This story is told literally from the inside out, by the Stonewall Inn as a building who welcomes all kinds of people under its roof and wants to share some extraordinary events. And the tale is inside out in another sense: Readers get a feel for the community within the walls of the inn; their story becomes our story so that when they spill out into the streets in protest, we are right there with them.

The Stonewall Inn, a sensitive narrator, understands that children may not even have heard this history, and respectfully begins way back when the inn was built to board horses in New York City's Greenwich Village. With horses whinnying and carriages rumbling on the cobblestones outside, depicted by Jamey Christoph's lively illustrations, we relive those early days.

When the wealthy residents who housed their horses move uptown, the neighborhood becomes a mecca for immigrants. As the Village changes, so do these stables, now joined together to form Bonnie's Stone Wall restaurant. The Inn tells us, "Greenwich Village was a place where you could be yourself, and where being different was welcome and accepted."

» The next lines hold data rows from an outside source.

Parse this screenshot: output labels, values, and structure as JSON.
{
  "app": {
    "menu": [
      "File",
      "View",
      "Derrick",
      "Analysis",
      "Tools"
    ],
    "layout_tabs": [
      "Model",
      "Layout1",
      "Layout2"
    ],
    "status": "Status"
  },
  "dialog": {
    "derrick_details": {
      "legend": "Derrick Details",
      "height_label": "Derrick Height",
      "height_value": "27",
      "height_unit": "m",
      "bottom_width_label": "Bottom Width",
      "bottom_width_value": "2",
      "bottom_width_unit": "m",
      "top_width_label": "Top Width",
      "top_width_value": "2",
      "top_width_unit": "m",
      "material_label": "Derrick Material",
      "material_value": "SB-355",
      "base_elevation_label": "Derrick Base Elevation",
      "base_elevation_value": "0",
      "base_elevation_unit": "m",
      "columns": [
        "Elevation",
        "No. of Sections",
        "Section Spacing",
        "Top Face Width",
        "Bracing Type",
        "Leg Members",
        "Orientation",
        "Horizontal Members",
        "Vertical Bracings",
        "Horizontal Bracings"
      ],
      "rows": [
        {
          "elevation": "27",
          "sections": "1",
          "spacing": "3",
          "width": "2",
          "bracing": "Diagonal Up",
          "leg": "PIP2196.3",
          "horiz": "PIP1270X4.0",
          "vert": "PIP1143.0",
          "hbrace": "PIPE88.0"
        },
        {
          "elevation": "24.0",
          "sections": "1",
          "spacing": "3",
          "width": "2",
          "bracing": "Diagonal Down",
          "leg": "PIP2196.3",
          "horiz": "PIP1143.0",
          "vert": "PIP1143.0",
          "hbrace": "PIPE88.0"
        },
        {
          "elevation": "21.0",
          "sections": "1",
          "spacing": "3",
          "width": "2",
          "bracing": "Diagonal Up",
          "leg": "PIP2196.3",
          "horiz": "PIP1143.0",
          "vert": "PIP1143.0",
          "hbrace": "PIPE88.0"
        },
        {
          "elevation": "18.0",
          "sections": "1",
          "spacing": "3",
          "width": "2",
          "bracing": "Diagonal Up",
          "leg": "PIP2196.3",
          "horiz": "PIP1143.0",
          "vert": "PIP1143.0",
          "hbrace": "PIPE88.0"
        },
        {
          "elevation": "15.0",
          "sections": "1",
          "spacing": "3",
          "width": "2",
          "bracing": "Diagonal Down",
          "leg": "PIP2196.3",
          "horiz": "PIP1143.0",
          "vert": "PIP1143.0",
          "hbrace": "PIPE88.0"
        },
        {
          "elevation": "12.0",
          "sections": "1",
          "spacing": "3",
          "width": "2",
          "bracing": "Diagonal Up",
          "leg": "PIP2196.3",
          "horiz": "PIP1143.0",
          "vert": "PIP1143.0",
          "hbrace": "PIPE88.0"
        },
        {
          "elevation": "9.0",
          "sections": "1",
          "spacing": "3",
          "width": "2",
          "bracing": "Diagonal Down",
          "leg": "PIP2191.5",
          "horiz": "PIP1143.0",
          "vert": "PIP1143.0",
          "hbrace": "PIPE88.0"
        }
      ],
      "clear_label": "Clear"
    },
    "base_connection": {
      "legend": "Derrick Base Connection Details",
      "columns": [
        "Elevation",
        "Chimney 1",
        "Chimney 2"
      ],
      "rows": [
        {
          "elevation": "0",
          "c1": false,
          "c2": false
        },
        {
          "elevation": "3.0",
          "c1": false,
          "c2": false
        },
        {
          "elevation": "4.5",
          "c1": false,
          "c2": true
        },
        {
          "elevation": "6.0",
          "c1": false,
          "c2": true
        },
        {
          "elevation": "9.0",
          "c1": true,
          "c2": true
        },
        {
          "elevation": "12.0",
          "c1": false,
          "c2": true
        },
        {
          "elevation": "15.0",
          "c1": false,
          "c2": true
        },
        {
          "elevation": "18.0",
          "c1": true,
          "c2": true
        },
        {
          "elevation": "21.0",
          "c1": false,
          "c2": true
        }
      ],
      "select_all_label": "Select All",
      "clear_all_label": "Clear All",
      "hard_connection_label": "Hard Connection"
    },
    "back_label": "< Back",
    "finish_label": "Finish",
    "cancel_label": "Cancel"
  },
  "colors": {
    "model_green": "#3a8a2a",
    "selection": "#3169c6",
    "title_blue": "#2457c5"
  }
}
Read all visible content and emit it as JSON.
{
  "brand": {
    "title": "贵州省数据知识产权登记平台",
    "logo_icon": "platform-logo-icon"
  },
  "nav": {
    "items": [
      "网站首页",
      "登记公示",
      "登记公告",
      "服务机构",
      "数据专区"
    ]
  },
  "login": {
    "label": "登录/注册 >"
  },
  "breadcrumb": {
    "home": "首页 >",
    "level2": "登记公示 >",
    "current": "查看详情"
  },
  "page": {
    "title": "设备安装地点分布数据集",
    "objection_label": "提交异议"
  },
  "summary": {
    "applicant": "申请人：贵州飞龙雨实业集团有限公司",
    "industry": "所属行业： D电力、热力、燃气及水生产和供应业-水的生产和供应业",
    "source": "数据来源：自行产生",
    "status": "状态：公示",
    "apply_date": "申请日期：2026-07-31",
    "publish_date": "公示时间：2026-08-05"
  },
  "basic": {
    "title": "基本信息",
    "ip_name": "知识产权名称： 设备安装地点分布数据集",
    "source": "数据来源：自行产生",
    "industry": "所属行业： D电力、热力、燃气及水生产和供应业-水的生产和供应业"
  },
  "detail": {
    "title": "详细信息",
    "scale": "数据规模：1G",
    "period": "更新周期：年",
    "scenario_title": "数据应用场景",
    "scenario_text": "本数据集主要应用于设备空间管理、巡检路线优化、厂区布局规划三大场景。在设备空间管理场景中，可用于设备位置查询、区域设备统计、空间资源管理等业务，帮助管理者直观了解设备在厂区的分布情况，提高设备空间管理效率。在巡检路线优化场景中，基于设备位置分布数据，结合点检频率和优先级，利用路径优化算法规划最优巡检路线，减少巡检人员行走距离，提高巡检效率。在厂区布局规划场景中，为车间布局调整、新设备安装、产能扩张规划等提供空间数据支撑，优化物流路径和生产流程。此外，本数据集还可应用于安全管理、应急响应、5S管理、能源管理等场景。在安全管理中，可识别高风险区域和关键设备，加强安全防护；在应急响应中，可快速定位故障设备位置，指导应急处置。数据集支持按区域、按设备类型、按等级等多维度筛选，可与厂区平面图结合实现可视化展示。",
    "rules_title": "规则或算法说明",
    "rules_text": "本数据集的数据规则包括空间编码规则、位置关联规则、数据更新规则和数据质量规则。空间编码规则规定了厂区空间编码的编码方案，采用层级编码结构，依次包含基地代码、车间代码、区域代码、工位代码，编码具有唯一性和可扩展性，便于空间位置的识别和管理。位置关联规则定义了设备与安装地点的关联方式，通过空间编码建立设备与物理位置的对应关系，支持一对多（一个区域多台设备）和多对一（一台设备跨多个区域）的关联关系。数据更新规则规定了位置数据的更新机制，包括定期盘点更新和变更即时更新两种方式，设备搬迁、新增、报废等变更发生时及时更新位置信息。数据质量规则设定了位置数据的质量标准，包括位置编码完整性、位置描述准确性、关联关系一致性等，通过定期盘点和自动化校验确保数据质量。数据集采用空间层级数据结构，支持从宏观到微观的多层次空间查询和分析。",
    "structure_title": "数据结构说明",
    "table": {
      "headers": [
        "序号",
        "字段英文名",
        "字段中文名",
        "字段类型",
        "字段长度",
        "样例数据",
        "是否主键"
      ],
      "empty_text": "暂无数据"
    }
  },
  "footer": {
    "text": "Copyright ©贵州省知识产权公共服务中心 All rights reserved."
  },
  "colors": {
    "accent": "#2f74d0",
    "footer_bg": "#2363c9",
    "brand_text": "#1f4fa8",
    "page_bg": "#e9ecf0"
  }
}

This hospitality continues through the Jazz and Beat eras leading up to the 1960s, when the Stonewall Inn's doors open and the neighborhood welcomes gays and lesbians — "men who loved men and women who loved women." Christoph's illustrations of people talking, strolling, and dancing light the pages . . . until we see a picture of a raid, with some of the Stonewall Inn's people loaded in the back of a police van, looking worried and sad. The Inn explains: "Loving someone like yourself was illegal."

At first people disperse into the darkness after the raids, quietly and angrily. But in the early morning hours of June 28, 1969, when police storm through the doors demanding IDs and arresting people, those who are not arrested stand defiantly in the street. A woman forced into a police car yells, "Why don't you do something?" and suddenly, all the suppressed anger bursts into shouts that become an uprising lasting for days.

The Inn proudly notes that this burgeoning LGBTQ+ rights movement "had begun here, inside our walls, at the Stonewall Inn." It goes on to tell of gay pride parades, changing laws, and other aspects of a movement that has come so far in celebrating equality.

We would be utterly sold on this book as a resource for anyone old enough to understand the words even if that tale ended it, but there's more. At the back of the book, a narrative history, archival photos, and an interview with Martin Boyce, a Stonewall Uprising participant and LGBTQ+ activist, draw us further into the experience; a glossary and further reading suggestions help with new vocabulary and concepts.

We as readers have heard from the inside perspective of the Stonewall Inn and become better informed. Now we feel solidarity with the community and want to get out and be part of this transformative movement.